As Satoyama rapidly transformed into residential areas, local communities began to advocate more strongly for their conservation. Indeed, Satoyama were highly valued as part of the local natural environment, despite the ongoing changes. More recently, a growing academic movement emphasizes the multiple ecosystem functions—such as preservation of biodiversity, mitigation of urban heat-island effects, recreation and others—fulfilled by these spaces. Urban–rural interactions with the farming villagers who have traditionally managed Satoyama add further impetus to the demand for conservation.

In the twenty-first century, the Japanese population is declining in number and ageing dramatically. The speed of urbanization is also slowing dramatically such that major cities and adjacent Satoyama are unlikely to see any further large-scale residential development. More than ever, Satoyama will need to fulfill multiple functions. One particularly valued function is that of enhancing the spiritual and cultural welfare of an ageing society, and with little likelihood that Satoyama will be converted to residential areas, they are a prime subject for tinkering approaches. For example, they may serve as a stable repository of natural capital in the creation of a framework for urban green infrastructure, potentially contributing to the creation of ecological networks in cities, and to urban blue infrastructure, as in the case of rivers flowing from Satoyama to urban areas (Takeuchi et al. 2016).

Urban tinkering is perhaps most useful and easily applied in rapidly urbanizing regions of developing countries, harnessing social and human capital for innovation in informal settlements. According to the United Nations, two out of three people will live in urban areas by 2050 (United Nations 2014), but most of this urban growth will take place in Asia and Africa, where growth rates will average 3–5% per year (United Nations 2014). Africa’s urban population is already larger than the total population of North America, and—as in other urbanizing areas around the world—African cities are at significant risk for urban sprawl. Among its many other impacts, urban sprawl strongly influences city planning, as planners face the challenge of effectively updating and developing land use plans. Within such contexts urban tinkering, which allows for greater levels of flexibility and adaptability in planning, has an important role to play. Informality is common in most African cities (Myers 2011), especially where rapid urbanization outpaces the ability of planners to keep up. An explicit urban tinkering approach could to some extent counter this lag, allowing for the function of urban structures and processes to shift naturally on the basis of local needs and opportunities. While this cannot obviate the need for resources and services, it may allow for more efficient harnessing of the natural initiative and innovation often observed in informal settlements.

Urban tinkering, architecture and design

Urban tinkering has close parallels in the creative design disciplines, among them architecture (including landscape architecture) and design. Architects and designers use well-established methods for creating solutions integrated into their unique social/physical/ecological context (Glanville 2007). Designers do not regularly communicate with ecologists, but the different training and vocabulary of these disciplines can be merged for a wider perspective to address new urban landscape needs (Palazzo and Steiner 2011). This will require a professional interplay that is atypical and can be tense (Handel 2014). Urban tinkerers can learn from such approaches, applying their strengths in other contexts while avoiding their shortcomings.
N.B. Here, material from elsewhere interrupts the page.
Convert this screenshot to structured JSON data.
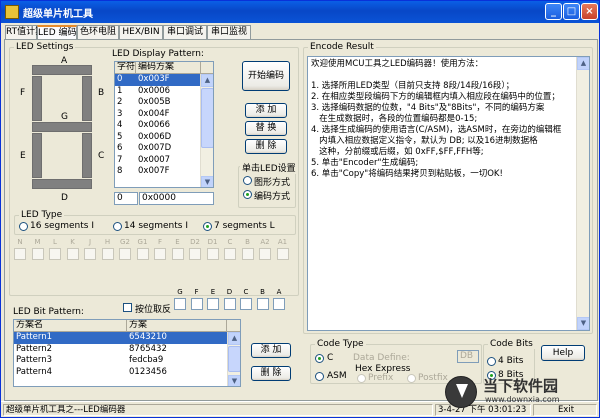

In simultaneously addressing the potentially conflicting demands of diverse stakeholders, architects develop designs through iterative feedback cycles (e.g. Kennedy-Clark 2013; Zimmerman 2010). Each cycle of design and testing provides new information for future revision towards greater synthesis (Amiel and Reeves 2008). Feedback cycles often engage a variety of stakeholders to provide more diverse perspectives on proposed design outcomes. However, the feedback cycles so critical to integrated design typically end before the project exists in the real world. In contrast, tinkering extends this feedback process indefinitely throughout the life of the project, through a process of ongoing critical reflection and revision by stakeholders. Additionally, critique in design approaches is typically based on the imagined outcomes of a design process. This means it is limited by the imagination, foresight and empathy of the designer. Urban tinkering expands this critique from theory into practice based on the lived experience of those involved.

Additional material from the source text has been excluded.